Energie, nourriture, pauvreté, croissance: quelle sera l’étendue de l’impact de la guerre en Ukraine?

Energie, agriculture, inflation, pauvreté… La guerre en Ukraine va aussi avoir des conséquences majeures sur l’Europe de l’est et le monde et un ralentissement de la croissance planétaire est probable, explique à l’AFP la cheffe économiste de la Banque européenne de développement (BERD), Beata Javorcik.

Combien coûtera-t-il de rebâtir l’Ukraine?

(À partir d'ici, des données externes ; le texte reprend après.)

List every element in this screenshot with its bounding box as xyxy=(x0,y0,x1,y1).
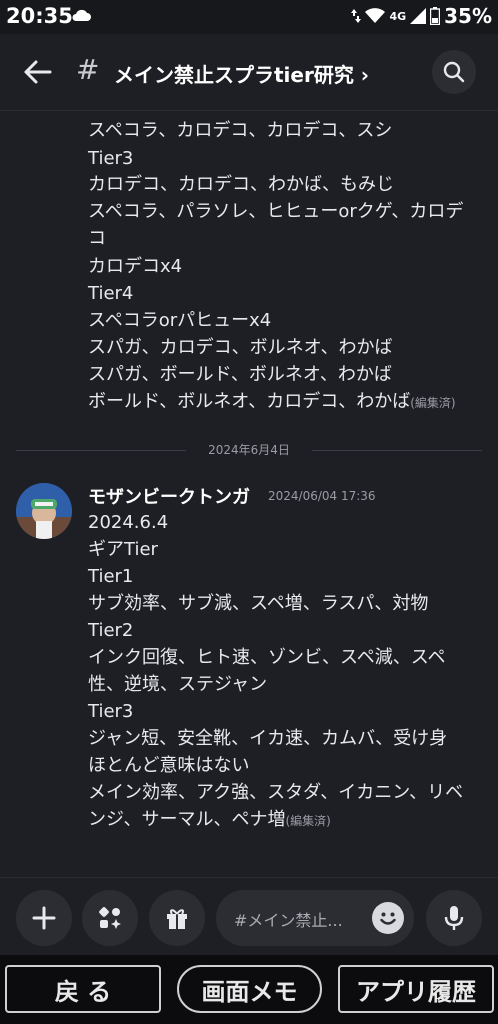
status-time: 20:35 xyxy=(6,4,73,28)
message-line: ほとんど意味はない xyxy=(88,755,250,776)
plus-icon xyxy=(32,906,56,930)
voice-button[interactable] xyxy=(426,890,482,946)
edited-label: (編集済) xyxy=(410,396,456,410)
avatar[interactable] xyxy=(16,483,72,539)
message-line: サブ効率、サブ減、スペ増、ラスパ、対物 xyxy=(88,593,429,614)
message-composer: #メイン禁止... xyxy=(0,877,498,956)
channel-header: # メイン禁止スプラtier研究 › xyxy=(0,34,498,111)
message-line: メイン効率、アク強、スタダ、イカニン、リベ xyxy=(88,782,464,803)
apps-button[interactable] xyxy=(82,890,138,946)
message-line-last: ンジ、サーマル、ペナ増(編集済) xyxy=(88,807,331,834)
message-line-last: ボールド、ボルネオ、カロデコ、わかば(編集済) xyxy=(88,389,456,416)
hash-icon: # xyxy=(76,53,100,86)
message-line: インク回復、ヒト速、ゾンビ、スペ減、スペ xyxy=(88,647,446,668)
message-line: カロデコx4 xyxy=(88,256,183,277)
smile-icon xyxy=(380,912,396,925)
message-line: Tier2 xyxy=(88,620,134,641)
divider-line xyxy=(312,450,482,451)
message-timestamp: 2024/06/04 17:36 xyxy=(268,489,376,503)
battery-icon xyxy=(430,7,441,25)
message-line: Tier3 xyxy=(88,701,134,722)
search-button[interactable] xyxy=(432,50,476,94)
battery-level: 35% xyxy=(444,4,492,28)
message-line: スパガ、ボールド、ボルネオ、わかば xyxy=(88,364,392,385)
message-line: スパガ、カロデコ、ボルネオ、わかば xyxy=(88,337,393,358)
edited-label: (編集済) xyxy=(285,814,331,828)
message-line: Tier3 xyxy=(88,148,134,169)
app-history-button[interactable]: アプリ履歴 xyxy=(338,965,494,1013)
status-bar: 20:35 4G 35% xyxy=(0,0,498,34)
wifi-icon xyxy=(365,8,386,23)
message-author[interactable]: モザンビークトンガ xyxy=(88,483,250,509)
message-list[interactable]: スペコラ、カロデコ、カロデコ、スシ Tier3 カロデコ、カロデコ、わかば、もみ… xyxy=(0,111,498,877)
apps-icon xyxy=(99,907,121,929)
gift-icon xyxy=(167,909,187,929)
message-line: カロデコ、カロデコ、わかば、もみじ xyxy=(88,174,394,195)
nav-back-button[interactable]: 戻 る xyxy=(5,965,161,1013)
screen-memo-button[interactable]: 画面メモ xyxy=(177,965,322,1013)
message-line: 性、逆境、ステジャン xyxy=(88,674,268,695)
back-button[interactable] xyxy=(18,54,58,90)
channel-title[interactable]: メイン禁止スプラtier研究 › xyxy=(114,59,369,88)
microphone-icon xyxy=(444,906,464,930)
message-line: Tier1 xyxy=(88,566,134,587)
signal-icon xyxy=(410,8,427,24)
message-line: スペコラorパヒューx4 xyxy=(88,310,272,331)
message-input-placeholder: #メイン禁止... xyxy=(234,911,343,930)
message-line: ギアTier xyxy=(88,539,158,560)
network-type: 4G xyxy=(389,9,407,23)
message-text: ンジ、サーマル、ペナ増 xyxy=(88,809,286,830)
message-line: スペコラ、パラソレ、ヒヒューorクゲ、カロデ xyxy=(88,201,464,222)
message-line: Tier4 xyxy=(88,283,134,304)
avatar-image xyxy=(16,483,72,539)
add-button[interactable] xyxy=(16,890,72,946)
message-text: ボールド、ボルネオ、カロデコ、わかば xyxy=(88,391,411,412)
search-icon xyxy=(443,61,465,83)
date-divider: 2024年6月4日 xyxy=(16,439,482,463)
cloud-icon xyxy=(72,9,91,21)
system-nav-bar: 戻 る 画面メモ アプリ履歴 xyxy=(0,955,498,1024)
message-line: スペコラ、カロデコ、カロデコ、スシ xyxy=(88,120,393,141)
message-line: コ xyxy=(88,228,106,249)
message-input[interactable]: #メイン禁止... xyxy=(216,890,414,946)
gift-button[interactable] xyxy=(149,890,205,946)
data-arrows-icon xyxy=(351,9,362,23)
message-line: ジャン短、安全靴、イカ速、カムバ、受け身 xyxy=(88,728,448,749)
emoji-button[interactable] xyxy=(372,902,404,934)
arrow-left-icon xyxy=(24,60,52,84)
message-line: 2024.6.4 xyxy=(88,512,169,533)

Beata Javorcik: Cela dépendra de la durée de la guerre (qui dure depuis déjà trois semaines). De vastes portions du pays fonctionnent – les infrastructures, le système bancaire, les entreprises sont encore ouvertes. Un chiffre de 100 milliards de dollars vient du gouvernement ukrainien (…) et correspond au coût des infrastructures et bâtiments déjà détruits. C’est l’équivalent de deux tiers du PIB. Cela montre que le coût économique va être significatif même s’il est trop tôt pour donner des chiffres. (Le FMI a estimé que le PIB ukrainien allait se contracter d’environ 10% minimum en 2022, ndlr).

Combien le conflit retarde le développement de l’Ukraine dépendra de la stabilité du pays et donc de l’accord trouvé pour la résolution du conflit. Et aussi de l’aide et des investissements d’autres pays. L’Ukraine a un accord de libre-échange avec l’Union européenne. Cela veut dire que l’Ukraine a accès au (vaste) marché européen. La BERD (qui a débloqué 2 milliards d’euros d’aide d’urgence pour l’Ukraine) peut aussi jouer un rôle pour co-investir dans le secteur privé. Nous servons de sceau de validation.

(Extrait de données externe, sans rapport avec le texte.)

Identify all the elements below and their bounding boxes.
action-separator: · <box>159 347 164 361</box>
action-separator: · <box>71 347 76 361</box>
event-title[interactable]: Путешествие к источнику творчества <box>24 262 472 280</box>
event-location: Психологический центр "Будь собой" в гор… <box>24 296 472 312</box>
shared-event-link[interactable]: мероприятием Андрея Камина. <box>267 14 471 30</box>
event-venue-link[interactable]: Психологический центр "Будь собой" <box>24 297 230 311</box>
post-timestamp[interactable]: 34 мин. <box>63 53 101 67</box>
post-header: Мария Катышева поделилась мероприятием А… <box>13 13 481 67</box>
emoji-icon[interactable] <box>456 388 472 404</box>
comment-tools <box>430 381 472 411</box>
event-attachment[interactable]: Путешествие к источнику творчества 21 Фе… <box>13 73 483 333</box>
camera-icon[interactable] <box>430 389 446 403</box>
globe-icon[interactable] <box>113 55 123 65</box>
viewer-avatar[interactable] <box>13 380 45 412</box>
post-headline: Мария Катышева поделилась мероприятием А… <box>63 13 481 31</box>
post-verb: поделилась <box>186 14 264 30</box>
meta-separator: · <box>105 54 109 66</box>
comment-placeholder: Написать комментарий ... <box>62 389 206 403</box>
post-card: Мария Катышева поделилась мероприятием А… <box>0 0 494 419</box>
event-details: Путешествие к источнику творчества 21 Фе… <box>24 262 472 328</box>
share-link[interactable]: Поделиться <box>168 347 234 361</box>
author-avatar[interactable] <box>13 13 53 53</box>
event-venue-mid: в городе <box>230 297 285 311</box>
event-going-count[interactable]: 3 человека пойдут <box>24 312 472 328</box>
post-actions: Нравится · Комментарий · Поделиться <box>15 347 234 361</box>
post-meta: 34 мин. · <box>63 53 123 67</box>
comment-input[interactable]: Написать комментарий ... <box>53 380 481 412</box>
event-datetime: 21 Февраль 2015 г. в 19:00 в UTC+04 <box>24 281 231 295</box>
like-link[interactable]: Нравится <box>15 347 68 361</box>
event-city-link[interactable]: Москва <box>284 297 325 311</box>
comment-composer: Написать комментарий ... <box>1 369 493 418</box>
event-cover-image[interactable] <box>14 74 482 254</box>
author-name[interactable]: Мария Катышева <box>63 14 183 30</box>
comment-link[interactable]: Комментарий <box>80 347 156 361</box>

Quel sera l’impact de l’afflux de réfugiés dans les pays voisins?

Si le conflit continue, le nombre de réfugiés pourrait atteindre six millions de personnes. C’est énorme et difficile à gérer pour les pays qui accueillent. Mais au début de l’automne, les marchés du travail en Europe centrale bouillonnaient avec un chômage très bas (ce qui pourrait faciliter l’intégration des réfugiés ukrainiens).

Comment les sanctions vont-elle peser sur la Russie?

Il y a deux aspects aux sanctions. Un coût à court terme qui résultera de la perte d’échanges commerciaux internationaux, de la perte de confiance des consommateurs, du rouble qui se déprécie…etc.

Si après la fin du conflit, la Russie est perçue comme une destination risquée, s’il y a des nationalisations -nous avons entendu des déclarations (du président russe) Vladimir Poutine – cela nuira à la réputation de la Russie comme destination d’investissements.

Si les sanctions sur les exportations de produits de haute technologie durent, on perd l’accès à la connaissance qui vient de ces biens, et cela pourrait entraîner une attrition des mouvements de scientifiques et d’étudiants vers et depuis la Russie.

Quel sera l’impact sur l’économie mondiale?

Ce conflit se répercutera sur le monde et ses conséquences seront ressenties non seulement cette année mais l’an prochain au moins. La Russie et l’Ukraine représentent 30% des exportations mondiales de blé. Les agriculteurs ukrainiens n’ont pas encore vendu leur récolte de l’an dernier. Les acheminements par la Mer noire sont perturbés, et plus important encore, les fermiers ukrainiens ne sèment pas encore. En plus, la Russie et la Biélorussie sont producteurs d’ammoniaque et potasse, qui sont des composants d’engrais. Donc les prix des engrais montent ce qui affecte les agriculteurs en Asie et aux Etats-Unis.

Le nickel, le cuivre, le platine, le palladium, tous exportés de la région, sont des composants utilisés dans les énergies renouvelables. (Ils ont vu leurs cours s’envoler depuis le début du conflit à cause des risques sur l’approvisionnement, ndlr).

Le prix du gaz est à des records en Europe et les prix pétroliers sont très élevés, ce qui rend le charbon relativement bon marché et donc les incitations à ne plus utiliser(ce combustible très polluants) pourraient diminuer.

Tout cela va accélérer l’inflation, avec des conséquences plus graves sur les pays les plus pauvres, ce qui a des implications sur la pauvreté et la stabilité politique.

L’inflation en hausse va aussi forcer les banques centrales à réagir en augmentant leurs taux d’intérêt (comme certaines ont commencé à le faire) ce qui sera mauvais pour la croissance de l’économie mondiale. Un ralentissement est probable.